I nuovi Grattachecca e Fichetto hanno una nuova sigla gentilissima (già nella musica), fatta di scene di cordialità, e quando Maggie vede i personaggi offrirsi la limonata a vicenda li imita e ne offre una a Homer anche lei. La cosa che fa ridere è che lo fa comunque all’improvviso, spaventandolo, come se stesse per dare una coltellata. Bart e Lisa, ma anche tutti i loro coetanei sono schifati, spengono la tv e decidono di uscire all’aperto. Parte una sequenza eccezionale, una specie di finto piano sequenza unico in cui vediamo tutti i bambini recuperare i giochi all’aperto, correre in bici, fare tutte quelle attività da America tradizionale, dal baseball ad una scena di steccati dipinti presa da Tom Sawyer. In sottofondo La Pastorale di Beethoven come fosse Fantasia di Disney.
È la presa in giro definitiva. Levando la violenza ai cartoni il mondo diventa un posto perfetto. Il sogno bagnato di ogni tradizionalista si materializza e i bambini tornano indietro nel tempo. Tutto è eccessivamente perfetto di colpo, c’è chi aiuta gli anziani ad attraversare e altri che vanno in monopattino in formazione davanti ad una bambina con l’aquilone e altri con il frisbee. Era la violenza nei cartoni la responsabile di ogni male nel mondo.
La puntata è diretta dal mestierante Jim Reardon, che avrebbe avuto una gran carriera nella serie ma qui era alla sua prima regia. Tuttavia questa scena eccezionale è merito di Bob Anderson, regista all’epoca assistente di Reardon e poi arrivato ad essere primo regista. Era così buono il montaggio che addirittura James L. Brooks voleva che fosse il finale della puntata.

Convocata a Smartline di nuovo Marge stupisce tutti dicendosi a favore dell’arrivo del David con la sua nudità. A questo punto è Marvin Monroe (in collegamento stavolta dalla Grecia, con la macchina fotografica al collo tradendo il fatto che è sempre stato in vacanza) a insorgere: com’è possibile che lei sia contro una forma di libertà d’espressione (i cartoni violenti) ma favorevole ad un’altra (il David)? Marge non sa rispondere e dice una frase eccezionale: “A quanto pare una persona può davvero fare la differenza ma nella maggior parte dei casi forse non dovrebbe”.
La frase è così definitiva che Kent Brockman chiude la trasmissione in largo anticipo e annuncia il tema della prossima puntata: “Religione: qual è l’unica vera fede?”

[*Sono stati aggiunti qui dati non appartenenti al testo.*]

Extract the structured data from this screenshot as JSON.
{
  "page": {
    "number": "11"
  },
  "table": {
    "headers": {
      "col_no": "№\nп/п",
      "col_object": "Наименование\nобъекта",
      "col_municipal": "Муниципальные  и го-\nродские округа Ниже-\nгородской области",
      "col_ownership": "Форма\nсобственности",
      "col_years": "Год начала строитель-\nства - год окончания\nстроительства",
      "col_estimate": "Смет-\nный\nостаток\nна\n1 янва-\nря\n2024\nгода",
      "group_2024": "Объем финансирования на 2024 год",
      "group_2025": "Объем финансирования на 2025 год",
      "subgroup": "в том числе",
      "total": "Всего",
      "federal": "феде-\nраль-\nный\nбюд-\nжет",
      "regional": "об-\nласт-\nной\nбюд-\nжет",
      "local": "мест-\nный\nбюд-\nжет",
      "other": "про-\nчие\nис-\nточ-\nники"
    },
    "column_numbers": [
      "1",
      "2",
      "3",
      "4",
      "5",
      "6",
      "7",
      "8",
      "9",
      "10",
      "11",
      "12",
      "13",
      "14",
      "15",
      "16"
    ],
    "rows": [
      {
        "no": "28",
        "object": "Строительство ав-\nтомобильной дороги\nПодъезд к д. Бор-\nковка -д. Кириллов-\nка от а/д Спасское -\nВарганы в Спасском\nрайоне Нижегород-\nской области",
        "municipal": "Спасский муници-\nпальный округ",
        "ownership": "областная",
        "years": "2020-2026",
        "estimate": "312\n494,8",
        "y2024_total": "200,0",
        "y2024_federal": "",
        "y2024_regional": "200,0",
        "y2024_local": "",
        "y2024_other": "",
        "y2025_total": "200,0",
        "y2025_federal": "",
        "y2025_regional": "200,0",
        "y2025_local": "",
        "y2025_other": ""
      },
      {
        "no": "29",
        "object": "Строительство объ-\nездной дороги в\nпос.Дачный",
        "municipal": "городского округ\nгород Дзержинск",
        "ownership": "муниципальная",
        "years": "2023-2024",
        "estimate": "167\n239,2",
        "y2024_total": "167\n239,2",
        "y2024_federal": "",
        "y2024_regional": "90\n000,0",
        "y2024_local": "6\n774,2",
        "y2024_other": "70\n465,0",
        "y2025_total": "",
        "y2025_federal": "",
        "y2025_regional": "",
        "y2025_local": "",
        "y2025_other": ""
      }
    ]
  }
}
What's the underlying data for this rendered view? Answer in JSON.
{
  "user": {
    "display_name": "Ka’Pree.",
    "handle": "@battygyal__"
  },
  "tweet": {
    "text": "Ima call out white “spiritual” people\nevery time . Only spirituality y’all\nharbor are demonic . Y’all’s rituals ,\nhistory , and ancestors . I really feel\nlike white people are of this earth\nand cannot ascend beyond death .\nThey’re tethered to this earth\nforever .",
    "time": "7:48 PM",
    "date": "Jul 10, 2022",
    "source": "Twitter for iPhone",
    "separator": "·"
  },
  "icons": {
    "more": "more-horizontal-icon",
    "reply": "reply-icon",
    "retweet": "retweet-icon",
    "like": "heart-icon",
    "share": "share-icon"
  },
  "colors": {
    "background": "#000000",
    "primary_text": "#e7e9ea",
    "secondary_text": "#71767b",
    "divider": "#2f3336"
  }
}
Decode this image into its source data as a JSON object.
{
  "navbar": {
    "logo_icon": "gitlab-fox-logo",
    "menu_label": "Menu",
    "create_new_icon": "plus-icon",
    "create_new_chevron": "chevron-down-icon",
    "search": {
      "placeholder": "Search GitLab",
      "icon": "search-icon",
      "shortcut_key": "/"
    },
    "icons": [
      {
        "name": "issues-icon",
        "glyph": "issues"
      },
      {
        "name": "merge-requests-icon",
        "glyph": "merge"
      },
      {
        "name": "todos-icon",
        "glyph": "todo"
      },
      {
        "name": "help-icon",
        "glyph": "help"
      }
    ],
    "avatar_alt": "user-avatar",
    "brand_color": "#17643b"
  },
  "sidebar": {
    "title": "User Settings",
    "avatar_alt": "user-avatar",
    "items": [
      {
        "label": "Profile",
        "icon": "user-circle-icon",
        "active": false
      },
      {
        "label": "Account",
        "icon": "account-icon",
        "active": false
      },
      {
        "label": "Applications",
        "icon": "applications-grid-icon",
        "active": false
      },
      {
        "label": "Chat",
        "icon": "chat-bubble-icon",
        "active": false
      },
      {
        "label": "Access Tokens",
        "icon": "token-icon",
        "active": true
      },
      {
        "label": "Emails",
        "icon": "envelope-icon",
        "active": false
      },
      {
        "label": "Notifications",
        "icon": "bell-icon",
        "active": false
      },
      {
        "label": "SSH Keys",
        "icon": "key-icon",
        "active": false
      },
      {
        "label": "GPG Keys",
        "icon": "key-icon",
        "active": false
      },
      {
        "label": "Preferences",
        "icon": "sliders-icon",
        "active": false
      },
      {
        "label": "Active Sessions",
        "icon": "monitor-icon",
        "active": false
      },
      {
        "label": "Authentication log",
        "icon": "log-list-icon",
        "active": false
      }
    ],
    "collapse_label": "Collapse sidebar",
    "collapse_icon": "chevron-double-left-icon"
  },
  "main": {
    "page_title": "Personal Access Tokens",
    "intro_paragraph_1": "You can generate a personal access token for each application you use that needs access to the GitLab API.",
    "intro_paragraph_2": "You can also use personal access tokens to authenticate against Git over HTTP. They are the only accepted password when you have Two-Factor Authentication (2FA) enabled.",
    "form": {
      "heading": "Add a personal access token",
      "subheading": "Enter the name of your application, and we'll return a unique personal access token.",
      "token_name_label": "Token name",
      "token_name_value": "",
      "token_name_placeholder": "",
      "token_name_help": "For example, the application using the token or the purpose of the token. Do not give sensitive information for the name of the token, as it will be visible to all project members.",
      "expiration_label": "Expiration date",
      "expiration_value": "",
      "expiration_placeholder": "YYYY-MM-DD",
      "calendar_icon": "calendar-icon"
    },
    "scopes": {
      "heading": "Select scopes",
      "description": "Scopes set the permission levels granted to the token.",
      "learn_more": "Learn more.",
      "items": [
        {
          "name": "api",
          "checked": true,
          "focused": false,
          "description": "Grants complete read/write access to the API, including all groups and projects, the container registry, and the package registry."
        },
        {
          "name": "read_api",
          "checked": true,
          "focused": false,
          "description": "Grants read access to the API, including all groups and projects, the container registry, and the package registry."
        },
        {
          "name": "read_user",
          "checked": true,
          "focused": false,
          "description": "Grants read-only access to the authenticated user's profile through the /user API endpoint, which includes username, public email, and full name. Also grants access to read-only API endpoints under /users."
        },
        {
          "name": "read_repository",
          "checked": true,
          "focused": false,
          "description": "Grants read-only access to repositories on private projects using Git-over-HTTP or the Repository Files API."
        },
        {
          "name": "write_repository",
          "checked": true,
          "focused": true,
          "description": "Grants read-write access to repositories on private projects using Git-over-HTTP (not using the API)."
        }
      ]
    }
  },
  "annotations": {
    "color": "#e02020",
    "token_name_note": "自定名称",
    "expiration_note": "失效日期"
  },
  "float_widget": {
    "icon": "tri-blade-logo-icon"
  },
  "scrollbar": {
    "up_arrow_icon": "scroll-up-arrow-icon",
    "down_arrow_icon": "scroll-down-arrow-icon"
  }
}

Quel contenuto violento che mentre i genitori protestavano i bambini continuavano a vedere rappresenta la libertà di espressione e di scelta tanto quanto vedere il David di Michelangelo. Non siamo noi a scegliere cosa sia libertà e cosa no, anche ciò che ha risvolti negativi è espressione di libertà e in questo senso necessario, non possiamo cancellarlo arbitrariamente con le minacce, altrimenti poi cancelleremo anche il bello. Anzi la grande chiusa ironica è che Marge e Homer, soli davanti al David (il cui pene comunque non viene mostrato nella puntata, sempre coperto da qualcosa), si dicono che è un peccato che nessuno lo vedrà, perché Grattachecca e Fichetto è tornato normale e tutti sono in casa a vederlo. Homer però la rassicura spiegando che invece lo vedranno e come perché la scuola li obbligherà!